If I could give grad students a bit of advice, it would be to avoid letting incompletes go cold. Everyone in my program took incompletes now and then. Most folks seemed to finish them up in the week or two between terms; those worked out well, and often enough the person was actually able to make the paper worth the wait. Some people ended putting them off. And then put another off. And then they were faced with finishing up two or three incompletes before they could take their exam, or before they could qualify for an extra year of teaching or apply for a fellowship convincingly. Those seemed utterly painful, and the papers were never worth the wait.


  1. Anonymous12:18 PM

    that's good advice

  2. This is why my school has instituted a 1-year time-limit, with a conditional grade pre-assigned if a new grade is not assigned by the end of that year.

    I, too, have taken a few Incompletes in my graduate career. My last one was for a class that I think I was doing mostly well in...until the final paper was due. My first topic was turned down (for no reason), so I chose a topic I was less-than-enthusiastic about. I was just starting the writing of the paper when one of the professors I worked for as a TA suddenly told me I had to have the 60 papers graded by the due date of this term paper.

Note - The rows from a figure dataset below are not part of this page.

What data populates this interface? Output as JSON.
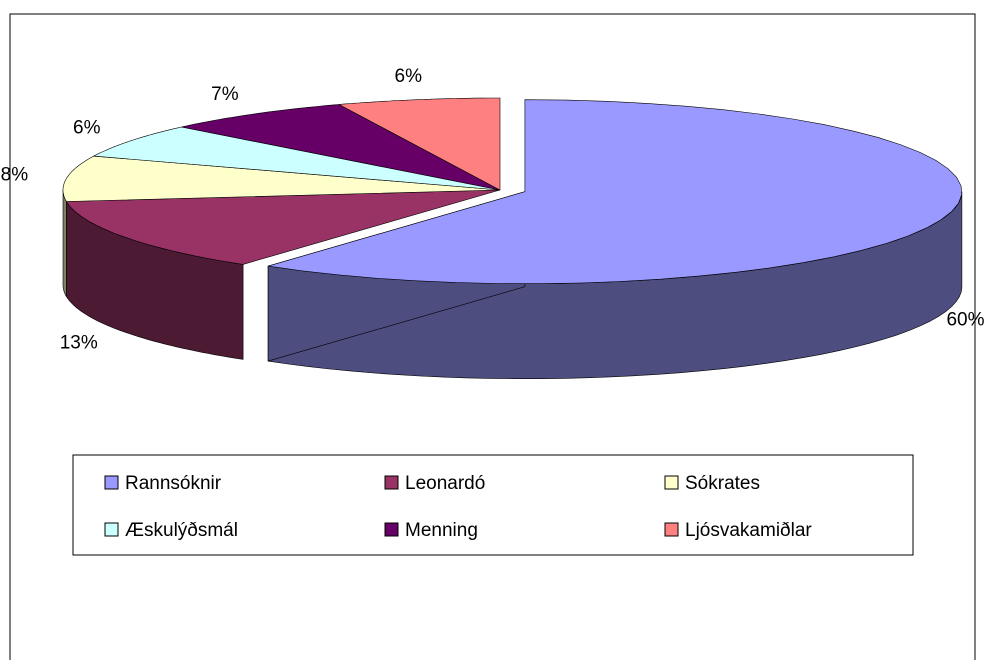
{
  "chart_data": {
    "type": "pie3d",
    "categories": [
      "Rannsóknir",
      "Leonardó",
      "Sókrates",
      "Æskulýðsmál",
      "Menning",
      "Ljósvakamiðlar"
    ],
    "values": [
      60,
      13,
      8,
      6,
      7,
      6
    ],
    "value_labels": [
      "60%",
      "13%",
      "8%",
      "6%",
      "7%",
      "6%"
    ],
    "colors": [
      "#9999ff",
      "#993366",
      "#ffffcc",
      "#ccffff",
      "#660066",
      "#ff8080"
    ],
    "exploded": [
      true,
      false,
      false,
      false,
      false,
      false
    ],
    "legend": "bottom"
  }
}
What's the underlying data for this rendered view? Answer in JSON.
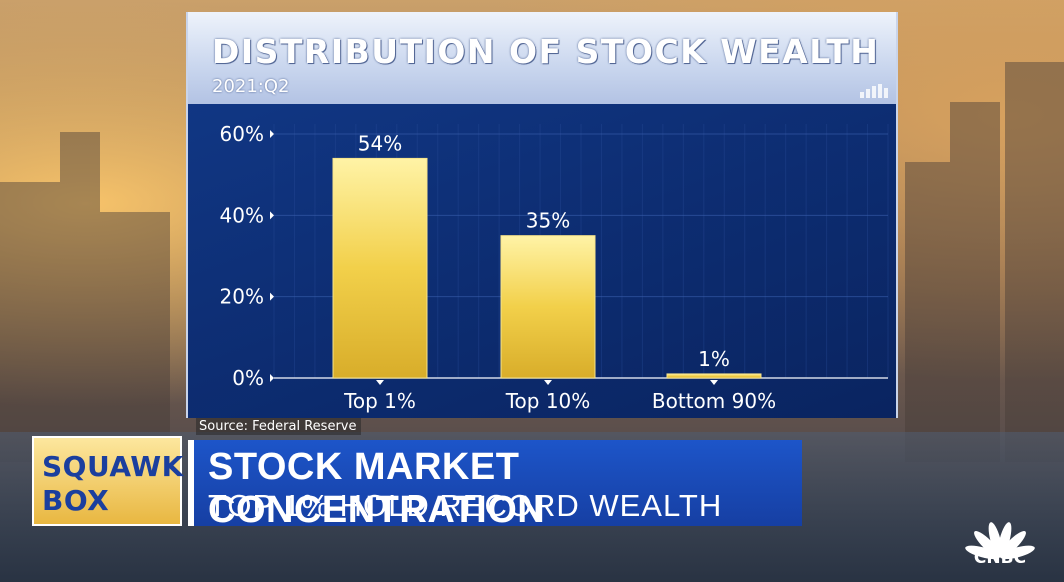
{
  "chart_data": {
    "type": "bar",
    "title": "DISTRIBUTION OF STOCK WEALTH",
    "subtitle": "2021:Q2",
    "categories": [
      "Top 1%",
      "Top 10%",
      "Bottom 90%"
    ],
    "values": [
      54,
      35,
      1
    ],
    "data_labels": [
      "54%",
      "35%",
      "1%"
    ],
    "y_ticks": [
      0,
      20,
      40,
      60
    ],
    "y_tick_labels": [
      "0%",
      "20%",
      "40%",
      "60%"
    ],
    "ylim": [
      0,
      60
    ],
    "grid": true,
    "bar_color": "#f2d04a"
  },
  "source": "Source: Federal Reserve",
  "show": {
    "line1": "SQUAWK",
    "line2": "BOX"
  },
  "lower_third": {
    "headline": "STOCK MARKET CONCENTRATION",
    "subheadline": "TOP 1% HOLD RECORD WEALTH"
  },
  "network": {
    "name": "CNBC",
    "logo_icon": "peacock-icon"
  },
  "colors": {
    "panel": "#0d2d72",
    "accent": "#1d55c9",
    "bar": "#f2d04a"
  }
}
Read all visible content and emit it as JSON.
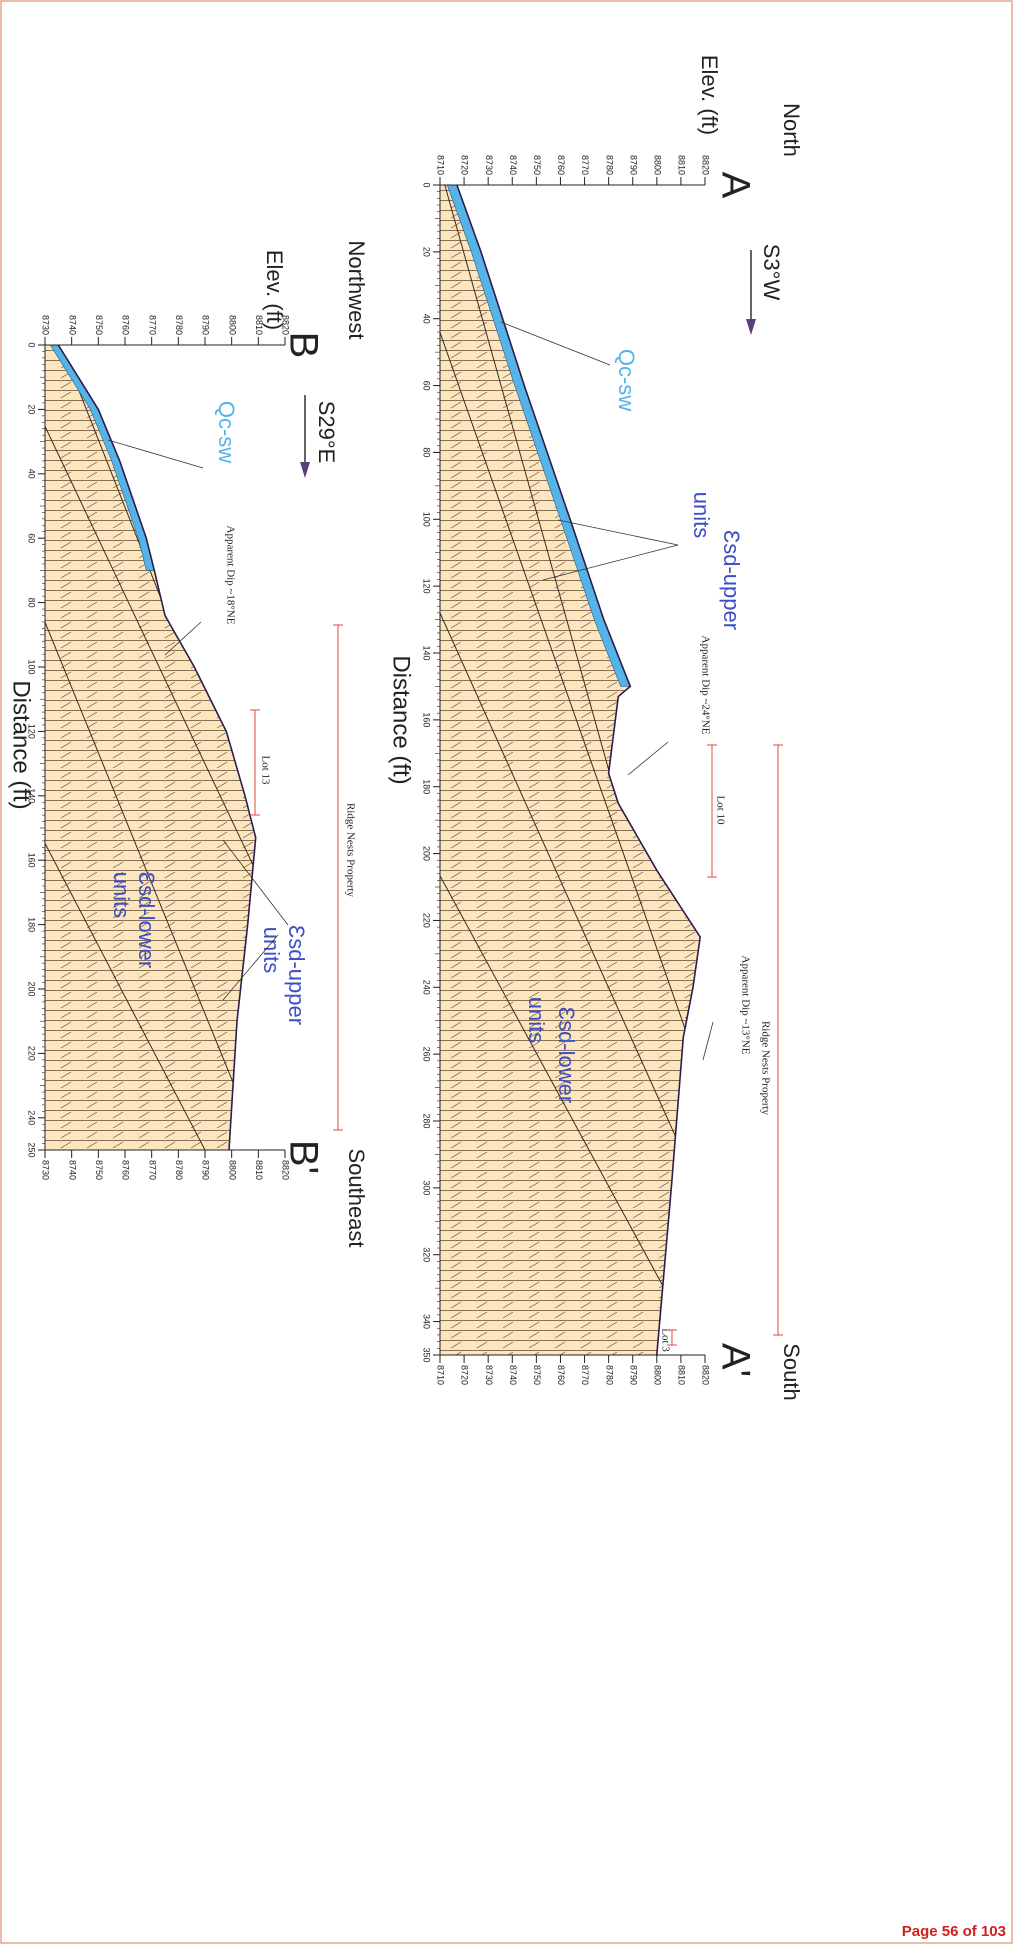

Since I only had 3 days to grade those papers [instead of 2 weeks], I asked for an extension on the paper due date and Incomplete in my own course.

    In the end, I got writer's block on the paper, and as time passed I no longer saw its relevance to the course. I turned in a piece of crap by the 1-year time limit, and was graced with a B for the course. I took it and ran.

    I think your thought of prodding her to see what has been done so far might be for the best. If she's done nothing, recommend she choose something simple, current, and that she can do quickly. Give her a time limit this time [if your U and department allows you to put that pressure on her], and just grade whatever she gives.

    Now that I teach, I am becoming so aware of the issue of fairness [since I always get accused of NOT being fair when I apply the same policies to everyone equally without favoritism]. How is it fair that this student get YEARS to do a paper when everyone else did it in a semester?

    As I have always told my friend Rebecca, sometimes you just have to shoot for a B!

  3. We don't let incompletes go beyond one semester without a really, really compelling reason (usually major health crisis). Students are advised to take a withdrawal, if appropriate, and to retake the course during the next offering or choose something else with the help of their academic advisor.

    When you mentioned this student was a teacher, I wasn't surprised. We have the greatest problem with completions by students who leave the program to take up teaching. That's such a demanding profession where the bulk of the work time precisely matches up with university term craziness that it's nearly impossible for any newly minted teacher to stay on top of matters.

    I advise students to simply withdraw from the program if they're going to start teaching because I think we've had one student in the past sixteen years actually start teaching full-time and go on to finish their M.A.